Here is a drafted section you can drop directly into your jellyfin.md file.


CrowdSec Integration

To enable active brute-force protection for Jellyfin using the LePresidente/jellyfin collection https://app.crowdsec.net/hub/author/LePresidente/collections/jellyfin, the default logging format must be modified.

CrowdSec's parsers are highly sensitive to timestamp formats and require a specific template to successfully identify failed login attempts.

Jellyfin Log Timestamp Change

Create the Override File

Navigate to our Jellyfin config directory and copy the default logging template to a live version.

cp ./jellyfin-config/logging.default.json ./jellyfin-config/logging.json

Modify the Output Template

Open logging.json and locate the WriteTo section. Update the Console argument to use the specific timestamp format required by the parser:

...
        "WriteTo": [
            {
                "Name": "Console",
                "Args": {
                    "outputTemplate": "[{Timestamp:yyyy-MM-dd HH:mm:ss.fff zzz}] [{Level:u3}] [{ThreadId}] {SourceContext}: {Message:lj}{NewLine}{Exception}"
                }
            },
...

Verification & Troubleshooting

After restarting Jellyfin (docker compose restart jellyfin), we can verify that CrowdSec is now "understanding" the logs:

Check Metrics

Run docker exec -it crowdsec cscli metrics and look for an increase in "Lines Parsed" under the Jellyfin source.

Parsing of logs

Most lines in our Jellyfin log are just "Information" (e.g., a movie started, a library scan finished). The LePresidente/jellyfin parser is specifically programmed to ignore that "noise" and only "parse" lines that match known attack patterns, such as failed logins (denied)


Seerr Set-Up

Role: Netflix-style user interface for requesting Movies and TV Shows.

URL: https://requests.mydomain.xyz (Public) / http://172.20.0.12:5055 (Internal)

Compose Config

  • Dependencies:
    • depends_on: jellyfin (Ensures media server is up before requests UI starts).
  • Networking:
    • Static IP: 172.20.0.12
    • Port: 5055
  • Environment:
    • LOG_LEVEL=debug (Add this if needed for troubleshooting connection issues).
  • Volumes:
    • ./seerr-config:/app/config (Stores user database and request history).
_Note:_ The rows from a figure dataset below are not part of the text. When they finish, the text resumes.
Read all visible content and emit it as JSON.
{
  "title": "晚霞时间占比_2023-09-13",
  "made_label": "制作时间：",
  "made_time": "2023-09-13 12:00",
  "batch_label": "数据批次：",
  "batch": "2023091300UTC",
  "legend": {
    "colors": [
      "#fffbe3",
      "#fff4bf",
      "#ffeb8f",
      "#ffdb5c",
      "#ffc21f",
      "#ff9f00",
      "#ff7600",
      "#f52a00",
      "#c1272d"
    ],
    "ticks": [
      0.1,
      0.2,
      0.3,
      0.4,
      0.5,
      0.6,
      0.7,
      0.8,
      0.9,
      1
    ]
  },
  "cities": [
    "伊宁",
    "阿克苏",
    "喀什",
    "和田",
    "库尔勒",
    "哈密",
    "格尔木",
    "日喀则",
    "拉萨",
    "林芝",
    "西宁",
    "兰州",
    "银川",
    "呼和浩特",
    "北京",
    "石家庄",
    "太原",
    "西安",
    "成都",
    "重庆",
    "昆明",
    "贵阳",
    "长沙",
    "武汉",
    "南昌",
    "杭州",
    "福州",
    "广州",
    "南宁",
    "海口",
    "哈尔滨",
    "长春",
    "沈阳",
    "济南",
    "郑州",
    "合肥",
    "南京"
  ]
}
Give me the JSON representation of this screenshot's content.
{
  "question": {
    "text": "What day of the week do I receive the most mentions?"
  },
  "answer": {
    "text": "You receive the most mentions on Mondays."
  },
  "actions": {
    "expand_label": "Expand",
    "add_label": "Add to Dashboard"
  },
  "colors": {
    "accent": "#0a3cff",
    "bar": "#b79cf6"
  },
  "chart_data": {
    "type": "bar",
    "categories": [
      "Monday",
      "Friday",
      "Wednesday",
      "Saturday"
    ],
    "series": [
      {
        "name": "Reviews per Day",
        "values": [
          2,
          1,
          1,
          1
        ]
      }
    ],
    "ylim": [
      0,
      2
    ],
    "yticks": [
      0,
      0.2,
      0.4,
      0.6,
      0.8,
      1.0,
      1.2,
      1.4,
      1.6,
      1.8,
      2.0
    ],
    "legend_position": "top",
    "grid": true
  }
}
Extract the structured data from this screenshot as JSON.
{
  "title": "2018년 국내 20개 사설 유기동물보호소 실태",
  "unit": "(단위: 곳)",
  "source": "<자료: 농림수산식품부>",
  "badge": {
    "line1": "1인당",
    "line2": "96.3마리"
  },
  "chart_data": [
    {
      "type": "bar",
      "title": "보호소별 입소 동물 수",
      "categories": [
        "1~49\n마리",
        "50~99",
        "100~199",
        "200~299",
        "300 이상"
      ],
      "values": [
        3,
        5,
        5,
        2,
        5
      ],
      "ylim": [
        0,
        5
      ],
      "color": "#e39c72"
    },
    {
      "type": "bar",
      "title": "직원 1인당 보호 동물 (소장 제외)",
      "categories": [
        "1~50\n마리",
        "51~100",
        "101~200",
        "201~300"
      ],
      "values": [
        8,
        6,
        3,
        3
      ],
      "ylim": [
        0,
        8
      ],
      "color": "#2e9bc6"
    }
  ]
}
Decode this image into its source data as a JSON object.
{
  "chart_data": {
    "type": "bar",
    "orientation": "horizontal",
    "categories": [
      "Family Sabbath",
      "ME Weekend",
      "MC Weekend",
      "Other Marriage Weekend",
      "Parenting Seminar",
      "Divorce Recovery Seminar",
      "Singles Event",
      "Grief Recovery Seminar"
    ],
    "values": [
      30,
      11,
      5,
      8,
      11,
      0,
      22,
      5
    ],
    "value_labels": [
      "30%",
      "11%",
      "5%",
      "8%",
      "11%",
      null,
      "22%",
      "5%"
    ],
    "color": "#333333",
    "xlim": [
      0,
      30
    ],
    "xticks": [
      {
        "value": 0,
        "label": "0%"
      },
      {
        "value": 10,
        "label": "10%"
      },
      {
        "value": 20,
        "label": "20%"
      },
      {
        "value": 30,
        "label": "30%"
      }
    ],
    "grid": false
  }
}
Post-Install Configuration

Because all our media and utility containers live on the same dockerapps-net bridge network, Seerr can communicate with them using their container names instead of static IPs. This makes the setup highly resilient.

Step 1: Jellyfin Connection

On first launch, Seerr requires a connection to our Jellyfin server to establish the Admin account.

  • Internal Address: Use http://jellyfin and port 8096.
  • External URLs: Enter our public Jellyfin domain (https://jellyfin...). This ensures the "Play on Jellyfin" buttons work correctly when users are browsing Seerr externally.

Step 2: General Settings

Navigate to Settings > General.

  • Set our Application URL to our public Caddy domain (https://requests...).
  • Jellyfin's API token input here.

Step 3: Connect Services (Radarr & Sonarr)

Navigate to Settings > Services to link our Arr stack.

  • Because they share a Docker network, use the internal container names as the address:

  • Radarr: http://radarr:7878

  • Sonarr: http://sonarr:8989

  • Select preferred Quality Profiles and the Root Folders for each service.

Step 4: Notifications (Gotify)

Navigate to Settings > Notifications > Gotify.

  • Server URL: Use the internal Docker routing http://gotify:80 (assuming Gotify container is named gotify).

  • Application Token: Paste the token generated from Gotify UI.

  • Check the boxes for Request Pending, Approved, and Declined to keep users informed automatically.

Step 5: Import Users

Once Jellyfin is fully synced, navigate to Users.

  • Click Import Jellyfin Users. This pulls in our friends/family accounts, allowing them to log into Seerr using the exact same password they use for Jellyfin.


Integrated Workflow Pipeline

  1. Request: User logs into Seerr and requests a movie.
  2. Dispatch: Seerr automatically forwards the request to Radarr (http://radarr:7878).
  3. Acquisition: Radarr searches indexers and sends the payload to the download client.
  4. Ingestion: Radarr imports the completed file into /media/movies.
  5. Availability: Jellyfin detects the file via inotify filesystem watchers.
  6. Notification: Seerr detects the Jellyfin library update and pushes a Gotify alert to the user.